The rhythmic tapping of the ultrasound controls is an image I cannot forget. During a routine appointment our midwife pressed the transducer and clicked repeatedly across the machine, searching for the familiar thump we had heard at earlier visits. After a string of positive tests and scans following our first cycle of reciprocal IVF, silence replaced that sound. What followed was a rapid shift from guarded excitement to grief and a series of clinical decisions presented by medical staff. This moment made clear that reproductive healthcare for queer and trans people is not peripheral — it is central to family-building and must be treated as such.
We live in New Jersey, which ranks as the eighth most progressive state according to World Population Review, and we were able to access the care we needed. Even so, the experience forced us to confront how different the outcome might have been elsewhere. The diagnosis was a missed miscarriage, an instance where a pregnancy has ended but outward signs may be absent and the loss is often discovered only by imaging. Facing this reality in a jurisdiction with legal protections felt like a narrow mercy that many people no longer have.
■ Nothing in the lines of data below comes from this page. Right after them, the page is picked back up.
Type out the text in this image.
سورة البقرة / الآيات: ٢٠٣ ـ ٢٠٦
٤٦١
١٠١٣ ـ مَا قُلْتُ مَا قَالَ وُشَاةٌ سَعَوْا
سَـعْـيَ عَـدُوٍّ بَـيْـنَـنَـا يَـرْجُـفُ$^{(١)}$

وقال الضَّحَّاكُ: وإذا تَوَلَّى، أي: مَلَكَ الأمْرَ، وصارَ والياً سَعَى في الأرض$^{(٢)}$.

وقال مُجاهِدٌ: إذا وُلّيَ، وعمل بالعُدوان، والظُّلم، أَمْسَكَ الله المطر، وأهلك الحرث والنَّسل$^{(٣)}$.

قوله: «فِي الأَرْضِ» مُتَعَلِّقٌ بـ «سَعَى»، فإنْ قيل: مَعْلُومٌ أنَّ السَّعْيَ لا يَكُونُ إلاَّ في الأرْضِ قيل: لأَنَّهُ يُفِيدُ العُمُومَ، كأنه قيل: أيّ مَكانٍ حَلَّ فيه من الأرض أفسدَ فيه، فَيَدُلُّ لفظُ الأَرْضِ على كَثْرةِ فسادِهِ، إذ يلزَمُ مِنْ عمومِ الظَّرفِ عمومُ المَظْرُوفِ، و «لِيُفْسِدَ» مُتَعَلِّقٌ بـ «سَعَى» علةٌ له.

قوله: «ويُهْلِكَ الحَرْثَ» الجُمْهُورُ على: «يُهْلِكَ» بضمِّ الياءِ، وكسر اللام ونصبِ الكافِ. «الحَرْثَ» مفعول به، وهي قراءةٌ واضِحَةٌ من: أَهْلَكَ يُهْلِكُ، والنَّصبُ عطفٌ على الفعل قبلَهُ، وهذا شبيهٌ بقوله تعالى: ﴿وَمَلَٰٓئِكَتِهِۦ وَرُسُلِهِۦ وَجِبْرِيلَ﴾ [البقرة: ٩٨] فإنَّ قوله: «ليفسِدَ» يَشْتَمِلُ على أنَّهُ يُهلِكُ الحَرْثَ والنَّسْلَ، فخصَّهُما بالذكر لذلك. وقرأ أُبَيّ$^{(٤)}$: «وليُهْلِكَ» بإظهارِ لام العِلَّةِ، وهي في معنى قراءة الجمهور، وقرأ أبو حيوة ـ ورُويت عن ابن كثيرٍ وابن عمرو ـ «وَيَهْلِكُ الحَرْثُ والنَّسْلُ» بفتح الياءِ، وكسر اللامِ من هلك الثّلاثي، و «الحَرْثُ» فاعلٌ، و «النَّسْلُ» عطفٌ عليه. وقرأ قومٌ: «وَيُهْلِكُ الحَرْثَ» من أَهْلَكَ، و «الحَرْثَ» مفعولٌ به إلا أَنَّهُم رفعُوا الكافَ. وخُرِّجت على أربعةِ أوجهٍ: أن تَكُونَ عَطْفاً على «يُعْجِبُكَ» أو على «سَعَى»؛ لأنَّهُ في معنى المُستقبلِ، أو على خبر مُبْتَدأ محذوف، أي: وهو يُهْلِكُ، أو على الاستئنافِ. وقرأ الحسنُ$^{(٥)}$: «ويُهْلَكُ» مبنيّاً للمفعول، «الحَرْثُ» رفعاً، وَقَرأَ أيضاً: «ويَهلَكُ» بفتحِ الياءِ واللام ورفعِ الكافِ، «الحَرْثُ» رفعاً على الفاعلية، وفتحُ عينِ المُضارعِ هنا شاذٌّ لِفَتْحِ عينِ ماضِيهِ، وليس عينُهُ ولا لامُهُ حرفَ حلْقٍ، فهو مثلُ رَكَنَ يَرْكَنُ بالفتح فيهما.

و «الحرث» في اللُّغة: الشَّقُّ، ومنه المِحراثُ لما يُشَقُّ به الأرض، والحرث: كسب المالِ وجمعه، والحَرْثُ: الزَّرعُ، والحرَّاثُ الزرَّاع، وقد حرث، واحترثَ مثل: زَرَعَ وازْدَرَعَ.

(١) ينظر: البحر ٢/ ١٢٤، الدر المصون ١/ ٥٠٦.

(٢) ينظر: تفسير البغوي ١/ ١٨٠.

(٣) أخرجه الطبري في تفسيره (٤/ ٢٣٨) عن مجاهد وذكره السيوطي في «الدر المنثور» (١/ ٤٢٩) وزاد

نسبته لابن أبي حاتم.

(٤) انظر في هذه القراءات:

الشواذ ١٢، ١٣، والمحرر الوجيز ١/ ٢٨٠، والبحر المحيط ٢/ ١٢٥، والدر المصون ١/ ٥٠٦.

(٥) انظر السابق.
Medical reality and the choices patients face
After confirming the absence of cardiac activity on ultrasound, clinicians explained three paths: expectant management (waiting for the body to pass tissue naturally), medical management (using medication to facilitate expulsion), or a surgical procedure known as a D&C. We chose the surgical option because my partner wanted to avoid the prolonged bleeding and intense pain that can accompany spontaneous or medical passage. A D&C involves anesthesia and a surgical removal of uterine contents via the cervix; it is a standard procedure for both miscarriage management and first-trimester abortion. Being offered that option and receiving it without legal or logistical obstruction was crucial to our physical and emotional recovery.
Understanding the procedures
To be clear, a missed miscarriage is not the same as an induced termination; it is a loss discovered on imaging when development has stopped. Surgical management like a D&C is a medically accepted method to reduce infection risk and clear retained tissue. For many patients, including queer and trans people, access to these options can mean the difference between a timely recovery and serious complications. Investigative reporting by outlets such as ProPublica has documented cases in states with strict abortion bans where clinicians limit or stop offering surgical miscarriage management; insufficient access has contributed to dangerous delays.
Policy, geography, and unequal access
The legal landscape changed dramatically after the Supreme Court decision overturning Roe v. Wade in 2026. Since then, dozens of states have enacted laws that make the provision of abortion-related procedures murky or illegal, and enforcement often lacks clear medical exemptions. As a result, some clinicians in hostile states stopped offering D&C even for confirmed nonviable pregnancies, raising infection and mortality risks. Reports indicated that by December 2026 at least five women had died after being denied timely surgical management. That stark reality illustrates how reproductive policy is not an abstract political fight but a determinant of critical medical care.
Insurance hurdles and systemic erasure
Our path to parenthood was further complicated by insurance bureaucracy. Insurers frequently require a period of heterosexual attempts or repeated intrauterine insemination before authorizing IVF, rules that assume cisgender, opposite-sex couples. When we asked about reciprocal IVF — an arrangement where one partner provides the embryo and the other carries the pregnancy — an agent admitted unfamiliarity. It took advocacy, documentation from our therapist, and persistence for coverage to be granted. Nationally, the Center for American Progress reported in 2026 that 11% of LGBTQ+ people struggled to find reproductive providers; that number rises to 15% for LGBTQ+ people of color and disabled LGBTQ+ people, and to 17% for trans individuals. These disparities extend to travel burdens: while 1% of non-LGBTQ+ people traveled for abortion care, 4% of LGBTQ+ patients did, and 15% of Black LGBTQ+ people had to travel for care.
Our loss made one thing unmistakable: reproductive care — from contraception and STI services to fertility treatment and miscarriage management — is inseparable from LGBTQ+ rights. When clinics close, when legal definitions blur, and when insurers write policies that ignore queer family structures, the result is exclusion and harm. For LGBTQ+ people seeking to build families, the stakes are not theoretical. Ensuring equitable access to evidence-based reproductive healthcare is a matter of both public health and basic civil rights.